Anyway, there are those people who have no problem waiting, and they should ideally date those who have the same perspective on this. Those who feel that sex should happen when it feels right even if that turns out to be much, much sooner, should probably not date those with artificial time parameters.
 
Old 08-12-2012, 08:11 AM
 
5,472 posts, read 7,609,636 times
Reputation: 5793
Of course no specific time frame should be imposed. We are all unique individuals and every relationship is unique, to adhere to one time frame wouldnt make any sense. The one thing that is a head scratcher for me, is why women feel like they are being used when it comes to sex. It takes two to tango and both men and women enjoy sex, why should anyone pretend thats not the case is beyond me. Ive been single for a long while but have been dating quite a bit in recent months. Every woman i've dated, was expecting sex almost right away, and if they didnt get it on first or second date, or first time at my place, they were visibly dissapointed. Whats a man to do, when the last thing you want is your date going home displeased that you didnt take it all the way? Seriously, I dont know where most posters are from, but where im at its pretty much a given that as soon as you meet someone, youre hitting it or else they move on.
 
Old 08-12-2012, 08:26 AM
 
227 posts, read 420,828 times
Reputation: 402
Its so funny reading this thread again because yesterday I went on a "date" with someone who was clearly thinking something more was going to happen. Honestly, this question depends on the personality of the parties involved. Some people value getting to know someone for a while before making that next step. Others may think sex is part of the equation. The guy I went out with yesterday was obviously thinking the latter. I will let him know tomorrow that there will be no second date..
 
Old 08-12-2012, 08:32 AM
 
Location: New Jersey
8,711 posts, read 11,739,181 times
Reputation: 7604
Quote:
Originally Posted by LS Jaun View Post
So, most all women are callaused and jaded by the time they hit 30? From what you and JJ have described I can see it, but I see enough men here complaining that I think it may be more related to people who post to forums.

How about trying women for a relationship, it might be a breath of fresh air?

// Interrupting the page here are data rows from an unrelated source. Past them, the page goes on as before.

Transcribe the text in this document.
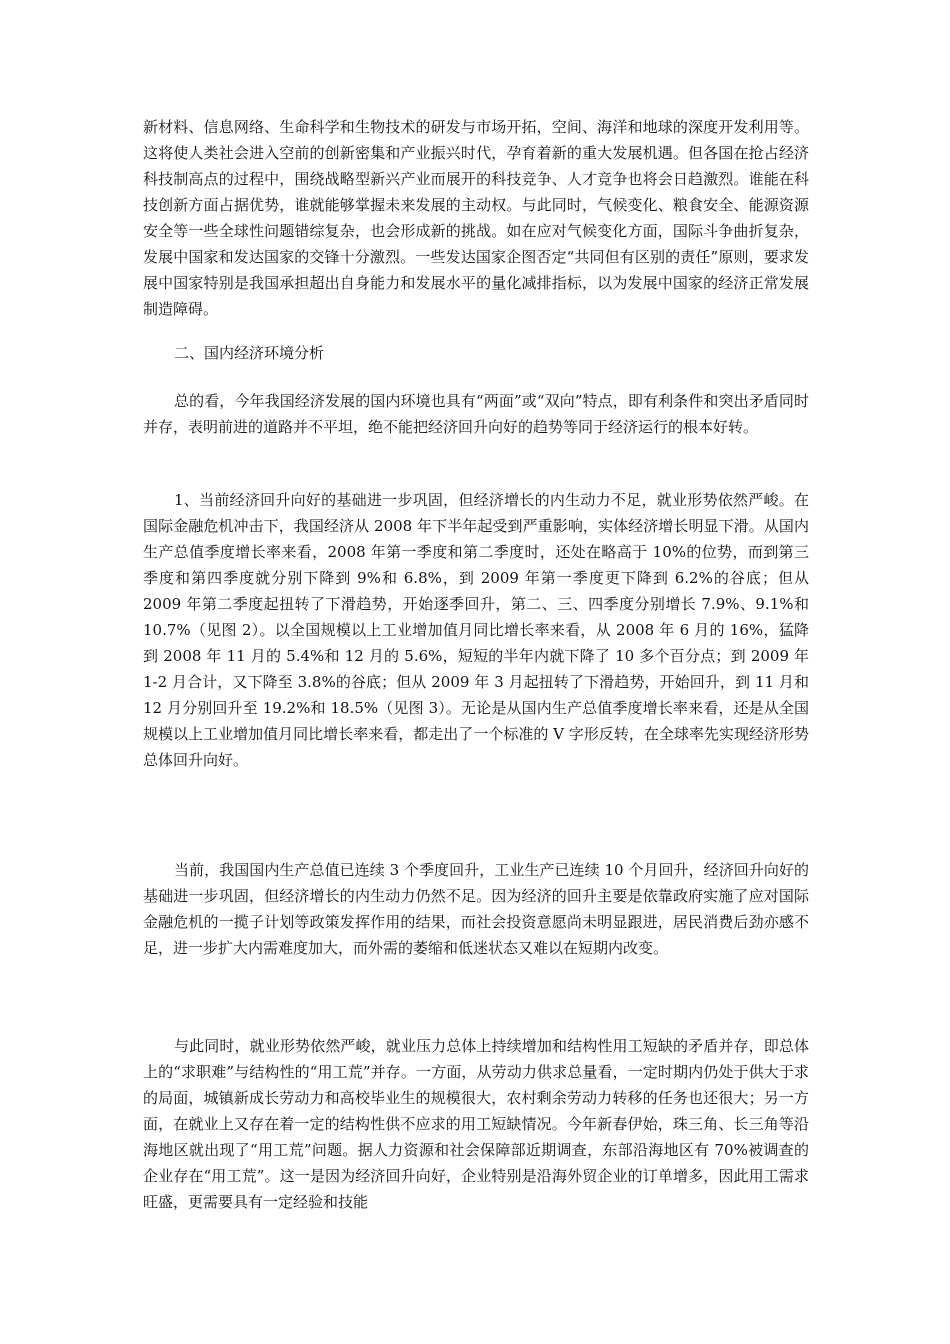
新材料、信息网络、生命科学和生物技术的研发与市场开拓，空间、海洋和地球的深度开发利用等。这将使人类社会进入空前的创新密集和产业振兴时代，孕育着新的重大发展机遇。但各国在抢占经济科技制高点的过程中，围绕战略型新兴产业而展开的科技竞争、人才竞争也将会日趋激烈。谁能在科技创新方面占据优势，谁就能够掌握未来发展的主动权。与此同时，气候变化、粮食安全、能源资源安全等一些全球性问题错综复杂，也会形成新的挑战。如在应对气候变化方面，国际斗争曲折复杂，发展中国家和发达国家的交锋十分激烈。一些发达国家企图否定“共同但有区别的责任”原则，要求发展中国家特别是我国承担超出自身能力和发展水平的量化减排指标，以为发展中国家的经济正常发展制造障碍。

二、国内经济环境分析

总的看，今年我国经济发展的国内环境也具有“两面”或“双向”特点，即有利条件和突出矛盾同时并存，表明前进的道路并不平坦，绝不能把经济回升向好的趋势等同于经济运行的根本好转。

1、当前经济回升向好的基础进一步巩固，但经济增长的内生动力不足，就业形势依然严峻。在国际金融危机冲击下，我国经济从 2008 年下半年起受到严重影响，实体经济增长明显下滑。从国内生产总值季度增长率来看，2008 年第一季度和第二季度时，还处在略高于 10%的位势，而到第三季度和第四季度就分别下降到 9%和 6.8%，到 2009 年第一季度更下降到 6.2%的谷底；但从 2009 年第二季度起扭转了下滑趋势，开始逐季回升，第二、三、四季度分别增长 7.9%、9.1%和 10.7%（见图 2）。以全国规模以上工业增加值月同比增长率来看，从 2008 年 6 月的 16%，猛降到 2008 年 11 月的 5.4%和 12 月的 5.6%，短短的半年内就下降了 10 多个百分点；到 2009 年 1-2 月合计，又下降至 3.8%的谷底；但从 2009 年 3 月起扭转了下滑趋势，开始回升，到 11 月和 12 月分别回升至 19.2%和 18.5%（见图 3）。无论是从国内生产总值季度增长率来看，还是从全国规模以上工业增加值月同比增长率来看，都走出了一个标准的 V 字形反转，在全球率先实现经济形势总体回升向好。

当前，我国国内生产总值已连续 3 个季度回升，工业生产已连续 10 个月回升，经济回升向好的基础进一步巩固，但经济增长的内生动力仍然不足。因为经济的回升主要是依靠政府实施了应对国际金融危机的一揽子计划等政策发挥作用的结果，而社会投资意愿尚未明显跟进，居民消费后劲亦感不足，进一步扩大内需难度加大，而外需的萎缩和低迷状态又难以在短期内改变。

与此同时，就业形势依然严峻，就业压力总体上持续增加和结构性用工短缺的矛盾并存，即总体上的“求职难”与结构性的“用工荒”并存。一方面，从劳动力供求总量看，一定时期内仍处于供大于求的局面，城镇新成长劳动力和高校毕业生的规模很大，农村剩余劳动力转移的任务也还很大；另一方面，在就业上又存在着一定的结构性供不应求的用工短缺情况。今年新春伊始，珠三角、长三角等沿海地区就出现了“用工荒”问题。据人力资源和社会保障部近期调查，东部沿海地区有 70%被调查的企业存在“用工荒”。这一是因为经济回升向好，企业特别是沿海外贸企业的订单增多，因此用工需求旺盛，更需要具有一定经验和技能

Where did I say that? I didn't. I said most women start out with ideas about being a certain type of woman how and that will 'automatically' result in partnerships or interest from the opposite sex. I didn't say anything about what reactions they will have when that doesn't happen....I don't have any interest in having a relationship with women. I don't have any 'desire' to seek out relationships with either sex and if I did it would result in failure because as far as I've experienced, very very few people are interested in someone with any kind of 'rules' regarding sex. Some man online the other day, told me, 'evolution should've weeded someone like me out by now.' Seems it's commonplace to force everyone into the same box where sex is concerned or they're basically useless to the masses.
 
Old 08-12-2012, 10:36 AM
 
Location: Canada
11,802 posts, read 12,045,871 times
Reputation: 30466
Quote:
Originally Posted by ferretkona View Post
I always referred to dating without sex as the friend zone.
If you are not having sex, you are not dating. Certainly not worth being monogamous.
Curious, does this actually work well for you in relationships? Or are you not looking for relationships?

If I'm not dating a guy, I'm not going to have sex with him at all. There needs some sort of dating relationship established before I'm going to sleep with him.
 
Old 08-12-2012, 11:43 AM
 
601 posts, read 759,233 times
Reputation: 369
I wouldnt waste my time on a girl like this. its like you're plotting this plan instead of just flowing through it. Too many fish in the sea to deal with complicated, introverted women. Men like confident and balanced women. Youre not it..yet atleast.